Best Bakery verdict analyses riots
Ashish Mehta (Indo-Asian News Service)
Ahmedabad, July 1

The irony is inescapable. While acquitting all 21 people accused of the Best Bakery violence during the Gujarat riots last year, sessions judge HU Mahida has also given a detailed analysis of communal violence in the country and the reasons behind it.

But human rights activists and other concerned citizens just wish that he had stuck to the task of meting out justice.

"We can have a debate on the long term causes of communal violence. We can discuss how globalisation or lack of social reforms has created communal tension. For that matter, we can discuss the polarisation in the police administration or in the judiciary.

"But the agenda here was to see that justice is done to the victims and that has been denied," said Socialist Unity Centre of India (SUCI) secretary Dwarikanath Rath.

The fast-track court, looking into one of the most ghastly incidents of communal violence in Vadodara, had given its verdict last Friday.
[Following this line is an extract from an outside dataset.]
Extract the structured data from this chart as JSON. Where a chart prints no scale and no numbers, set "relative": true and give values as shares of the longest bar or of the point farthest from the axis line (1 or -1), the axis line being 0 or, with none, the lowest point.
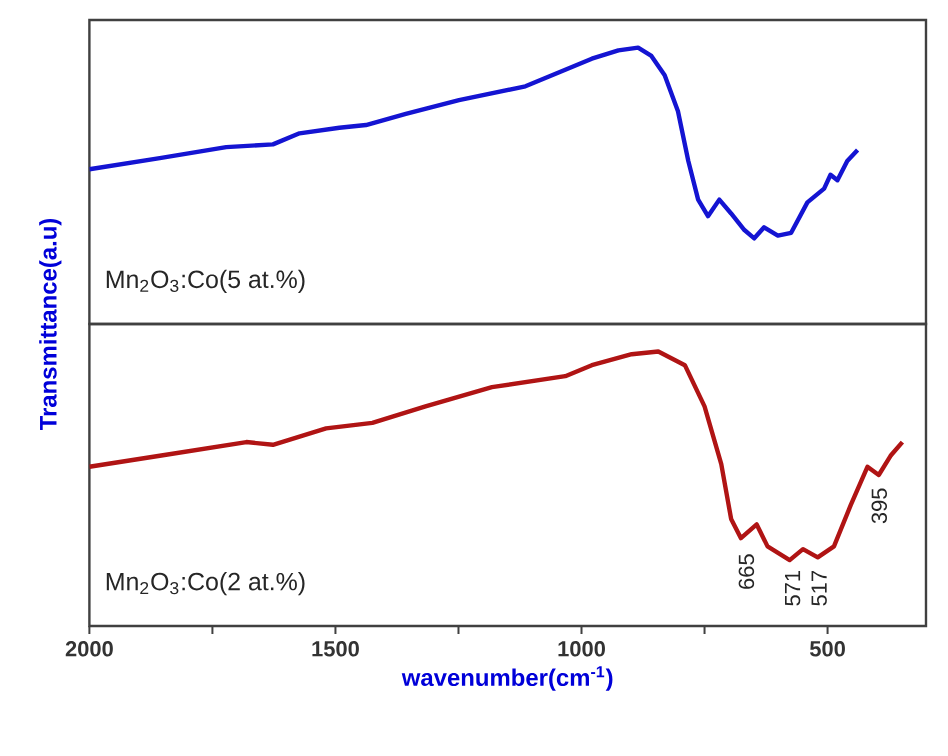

The 21 accused of massacring 12 people at the Best Bakery in the city were let off on grounds of insufficient evidence. As many as 39 out of the 73 witnesses turned hostile in the case.

The judgement, which has been severely criticised by human rights groups, has taken pains to spell out the reasons for sectarian violence.

It lists communal tension, failure of industrial policy and the job reservation policy as the three major reasons for sectarian violence.

According to observations made in the judgement, the 10 percent job quota for the weaker sections of society was meant to be discontinued at the end of the first decade of the Constitution. Its continuance and quota politics had given rise to situations conducive to communal violence.

"This is not to digress from the topic, but riots do take place because of the reservation," Mahida noted in his judgement.

The verdict observed that the rift between Hindus and Muslims in the country was a legacy of the British policy of divide and rule. It also cited the failure of Nehruvian industrial policy and unemployment as contributory factors.

"The intensity of riots is more in cities, particularly slums. The growth of slums must be curtailed," the judgement observed.

Activists were unimpressed.

"Whether the reservation policy is responsible for ethnic violence or not is debatable, but the need of the hour is constitutional intervention in the Best Bakery case so that the guilty are punished," Rath countered.

The SUCI had declared June 27, the day the verdict was delivered, as a "black letter day" in the annals of Indian judiciary. The case had been "influenced by criminals and vested interests of the party in power," the organisation stated.

Movement for Secular Democracy (MSD), an NGO, alleged that witnesses turned hostile "for obvious reasons" and sought the intervention of the National Human Rights Commission (NHRC).

The Best Bakery case is one of the five major cases of communal violence in the state in 2002 that the NHRC wanted to be probed by the independent Central Bureau of Investigation (CBI). At least 1,000 people were killed in the violence.